Si vedrà se e come le forze politiche reagiranno. In principio era stato Salvini ad applicare il metodo «di lotta e di governo» sulle riaperture. Poi, come in una sorta di staffetta, il testimone è passato a Letta. Tanto che il leader della Lega ha restituito al segretario del Pd la battuta con la quale veniva attaccato: «Se Letta non se la sente, può uscire dal governo». Né l’uno né l’altro possono (e vogliono) farlo, ma ora che i temi all’ordine del giorno sono cambiati è il Nazareno a essere entrato in sofferenza. I democratici vivono in questa fase un paradosso. Il partito europeista per eccellenza è messo in difficoltà da riforme che proprio l’Europa chiede e che smontano il sistema di potere di cui, di fatto, il Pd era custode: lavoro, fisco, burocrazia e giustizia.
Davanti a questo scenario persino gli uomini di Letta si dividono.
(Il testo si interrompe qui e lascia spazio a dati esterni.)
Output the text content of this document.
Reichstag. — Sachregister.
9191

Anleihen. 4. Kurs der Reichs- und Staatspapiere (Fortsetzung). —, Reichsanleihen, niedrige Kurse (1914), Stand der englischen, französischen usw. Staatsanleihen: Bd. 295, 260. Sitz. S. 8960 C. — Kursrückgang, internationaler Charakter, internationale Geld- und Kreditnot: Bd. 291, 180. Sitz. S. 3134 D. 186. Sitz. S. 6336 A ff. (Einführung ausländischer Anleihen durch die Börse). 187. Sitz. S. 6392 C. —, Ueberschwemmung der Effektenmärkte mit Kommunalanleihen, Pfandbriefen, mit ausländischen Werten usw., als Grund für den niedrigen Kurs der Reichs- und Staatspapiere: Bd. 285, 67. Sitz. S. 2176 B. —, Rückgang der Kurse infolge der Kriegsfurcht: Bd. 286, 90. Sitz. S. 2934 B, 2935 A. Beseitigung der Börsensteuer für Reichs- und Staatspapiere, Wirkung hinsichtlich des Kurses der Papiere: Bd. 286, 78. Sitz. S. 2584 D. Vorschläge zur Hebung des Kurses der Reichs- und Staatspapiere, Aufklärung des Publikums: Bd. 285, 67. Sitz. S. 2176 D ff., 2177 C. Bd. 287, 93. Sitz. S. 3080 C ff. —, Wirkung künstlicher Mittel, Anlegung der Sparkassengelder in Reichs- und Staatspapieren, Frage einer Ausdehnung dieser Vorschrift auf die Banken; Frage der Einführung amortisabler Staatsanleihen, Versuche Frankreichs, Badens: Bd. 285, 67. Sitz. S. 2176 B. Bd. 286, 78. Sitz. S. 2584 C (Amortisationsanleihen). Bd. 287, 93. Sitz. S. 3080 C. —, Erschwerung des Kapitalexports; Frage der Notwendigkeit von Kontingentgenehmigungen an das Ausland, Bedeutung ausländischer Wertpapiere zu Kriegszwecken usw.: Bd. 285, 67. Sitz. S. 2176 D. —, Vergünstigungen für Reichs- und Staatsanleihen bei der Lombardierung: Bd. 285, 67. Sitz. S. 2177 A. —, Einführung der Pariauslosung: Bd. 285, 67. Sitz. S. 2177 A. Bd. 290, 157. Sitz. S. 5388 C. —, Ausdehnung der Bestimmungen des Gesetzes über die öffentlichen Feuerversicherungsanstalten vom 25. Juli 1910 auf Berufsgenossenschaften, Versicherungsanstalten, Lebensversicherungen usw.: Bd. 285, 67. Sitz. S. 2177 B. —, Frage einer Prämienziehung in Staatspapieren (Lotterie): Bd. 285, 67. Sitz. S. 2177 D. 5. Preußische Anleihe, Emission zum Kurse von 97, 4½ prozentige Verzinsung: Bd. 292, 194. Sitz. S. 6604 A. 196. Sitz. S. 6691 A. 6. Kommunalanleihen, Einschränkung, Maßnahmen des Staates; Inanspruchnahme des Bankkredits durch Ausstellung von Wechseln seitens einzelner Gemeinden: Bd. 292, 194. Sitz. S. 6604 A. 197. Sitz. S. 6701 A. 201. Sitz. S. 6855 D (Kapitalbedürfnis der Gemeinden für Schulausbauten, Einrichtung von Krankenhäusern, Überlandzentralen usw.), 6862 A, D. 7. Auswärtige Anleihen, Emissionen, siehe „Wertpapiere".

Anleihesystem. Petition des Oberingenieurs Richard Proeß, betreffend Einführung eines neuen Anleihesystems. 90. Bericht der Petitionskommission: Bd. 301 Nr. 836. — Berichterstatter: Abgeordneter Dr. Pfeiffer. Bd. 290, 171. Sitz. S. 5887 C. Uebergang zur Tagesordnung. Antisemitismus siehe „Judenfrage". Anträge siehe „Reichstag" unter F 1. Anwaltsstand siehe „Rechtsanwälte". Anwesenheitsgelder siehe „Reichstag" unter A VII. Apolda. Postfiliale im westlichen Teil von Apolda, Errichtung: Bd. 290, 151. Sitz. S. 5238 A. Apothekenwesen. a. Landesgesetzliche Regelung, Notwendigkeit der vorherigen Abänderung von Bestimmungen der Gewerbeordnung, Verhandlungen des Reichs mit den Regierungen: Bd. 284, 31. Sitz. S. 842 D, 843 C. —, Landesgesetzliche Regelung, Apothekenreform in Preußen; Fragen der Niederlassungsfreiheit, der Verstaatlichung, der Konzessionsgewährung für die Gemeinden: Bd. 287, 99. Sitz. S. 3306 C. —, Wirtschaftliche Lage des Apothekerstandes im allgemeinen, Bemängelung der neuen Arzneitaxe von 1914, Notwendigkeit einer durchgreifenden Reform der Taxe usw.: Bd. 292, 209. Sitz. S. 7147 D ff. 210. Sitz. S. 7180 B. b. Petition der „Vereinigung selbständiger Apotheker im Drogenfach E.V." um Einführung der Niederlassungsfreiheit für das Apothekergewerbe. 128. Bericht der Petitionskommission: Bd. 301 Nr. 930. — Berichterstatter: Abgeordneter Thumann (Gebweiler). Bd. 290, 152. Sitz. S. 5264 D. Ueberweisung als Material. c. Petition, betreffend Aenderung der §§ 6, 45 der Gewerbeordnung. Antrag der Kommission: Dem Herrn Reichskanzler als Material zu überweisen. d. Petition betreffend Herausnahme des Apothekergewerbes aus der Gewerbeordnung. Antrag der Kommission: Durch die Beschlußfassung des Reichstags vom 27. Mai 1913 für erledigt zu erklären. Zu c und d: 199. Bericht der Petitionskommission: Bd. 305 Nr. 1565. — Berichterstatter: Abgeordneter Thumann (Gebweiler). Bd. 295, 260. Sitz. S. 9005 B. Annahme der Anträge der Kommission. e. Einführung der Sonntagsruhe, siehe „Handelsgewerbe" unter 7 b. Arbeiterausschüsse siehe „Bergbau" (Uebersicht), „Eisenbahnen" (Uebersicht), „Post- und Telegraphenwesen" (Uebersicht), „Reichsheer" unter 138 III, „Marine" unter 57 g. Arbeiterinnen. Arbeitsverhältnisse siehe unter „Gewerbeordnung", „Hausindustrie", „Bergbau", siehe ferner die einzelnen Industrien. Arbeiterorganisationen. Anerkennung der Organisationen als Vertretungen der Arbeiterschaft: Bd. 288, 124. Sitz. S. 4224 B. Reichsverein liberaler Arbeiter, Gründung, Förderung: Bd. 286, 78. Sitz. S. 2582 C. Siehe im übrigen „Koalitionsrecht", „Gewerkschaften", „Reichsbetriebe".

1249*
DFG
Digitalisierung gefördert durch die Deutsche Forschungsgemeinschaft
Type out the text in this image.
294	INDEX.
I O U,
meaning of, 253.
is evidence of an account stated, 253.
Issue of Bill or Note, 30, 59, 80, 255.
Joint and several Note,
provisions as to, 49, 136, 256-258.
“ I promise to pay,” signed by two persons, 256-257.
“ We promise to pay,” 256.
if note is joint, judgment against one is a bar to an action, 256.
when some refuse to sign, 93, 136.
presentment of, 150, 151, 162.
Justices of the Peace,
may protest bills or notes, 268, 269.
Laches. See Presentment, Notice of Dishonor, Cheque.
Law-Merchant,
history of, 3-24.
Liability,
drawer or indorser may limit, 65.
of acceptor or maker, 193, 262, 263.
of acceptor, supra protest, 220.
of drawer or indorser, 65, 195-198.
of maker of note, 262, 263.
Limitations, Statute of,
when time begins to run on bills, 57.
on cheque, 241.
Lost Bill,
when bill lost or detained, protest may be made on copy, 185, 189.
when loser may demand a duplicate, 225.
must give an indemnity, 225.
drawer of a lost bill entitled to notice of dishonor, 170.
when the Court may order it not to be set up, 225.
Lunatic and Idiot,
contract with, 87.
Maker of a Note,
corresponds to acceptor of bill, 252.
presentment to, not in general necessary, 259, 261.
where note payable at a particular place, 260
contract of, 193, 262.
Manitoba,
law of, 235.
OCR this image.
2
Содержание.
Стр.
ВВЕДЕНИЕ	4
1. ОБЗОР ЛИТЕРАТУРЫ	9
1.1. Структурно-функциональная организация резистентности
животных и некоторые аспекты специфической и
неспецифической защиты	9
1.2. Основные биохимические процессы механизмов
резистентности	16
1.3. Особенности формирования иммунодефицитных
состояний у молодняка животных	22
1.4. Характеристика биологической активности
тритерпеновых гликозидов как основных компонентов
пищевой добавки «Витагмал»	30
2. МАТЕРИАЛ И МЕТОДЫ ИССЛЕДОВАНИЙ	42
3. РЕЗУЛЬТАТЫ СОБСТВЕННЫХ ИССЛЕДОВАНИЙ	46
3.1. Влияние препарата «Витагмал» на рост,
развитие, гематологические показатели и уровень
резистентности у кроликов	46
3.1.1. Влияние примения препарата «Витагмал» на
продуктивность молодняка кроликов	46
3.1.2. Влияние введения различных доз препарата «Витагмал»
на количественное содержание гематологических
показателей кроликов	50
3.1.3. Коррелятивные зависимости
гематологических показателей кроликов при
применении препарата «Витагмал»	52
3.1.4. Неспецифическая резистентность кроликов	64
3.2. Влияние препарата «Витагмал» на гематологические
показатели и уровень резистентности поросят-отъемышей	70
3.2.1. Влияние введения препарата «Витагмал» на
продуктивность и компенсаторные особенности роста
Mentre un membro della segreteria ammette che «è necessario attrezzarsi al salto», un altro invece definisce l’esecutivo «un governo di destra», avvisa Draghi che «potrebbe finire come Monti» e che «il Pd non accetterà mai di fare la parte di Scelta civica». Nell’esecutivo sono consapevoli, e lo dicono, che «certe visioni contrapposte stanno esplodendo». Sia chiaro, questa situazione non mette a repentaglio la stabilità. Il premier si sta mostrando abile nel tenere i rapporti con i ministri: alle riunioni della cabina di regia, per esempio, discute con Patuanelli. Tranne poi appoggiarsi a Di Maio nei passaggi che contano. E guarda caso l’altro ieri il ministro degli Esteri è intervenuto sul decreto Semplificazioni mentre montava la polemica, spezzando una lancia a favore di Draghi: «Per far ripartire il Paese serve cambiare le procedure».
Le tensioni sulle riforme insomma non intaccano il governo, mettono alla prova la tenuta delle forze politiche e i loro rapporti di alleanza. Sulla giustizia, il dem Raciti chiede al partito di assumere una posizione garantista, che però confligge con la posizione dei grillini: «Ma se c’è un problema che si trascina dal ‘92, se c’è un gabinetto di larghe intese, se c’è un ex presidente della Consulta come Guardasigilli, se c’è una devastante crisi di sistema nella magistratura, noi — davanti a una riforma che serve alla Repubblica — dovremmo metterci a fare i girotondi?».
Così salta il tappo, tra e dentro i partiti, con un pezzo di Pd che arriva ad attaccare frontalmente Orlando, «che ora ha problemi con Draghi e persino con la sua constituency nel mondo di sinistra». Più o meno lo stesso clima che poco tempo fa si respirava nella Lega, dove Salvini aveva tolto il dossier delle nomine a Giorgetti. Ora la situazione nel Carroccio è migliorata, «il nostro unico problema — diceva il capogruppo Molinari — resta quello dell’immigrazione». Ma ieri, dopo l’iniziativa sul tema presa a Bruxelles da Draghi, Salvini ha ringraziato il premier. La ruota gira. Le larghe intese sembrano una lavatrice con il programma impostato sulla centrifuga.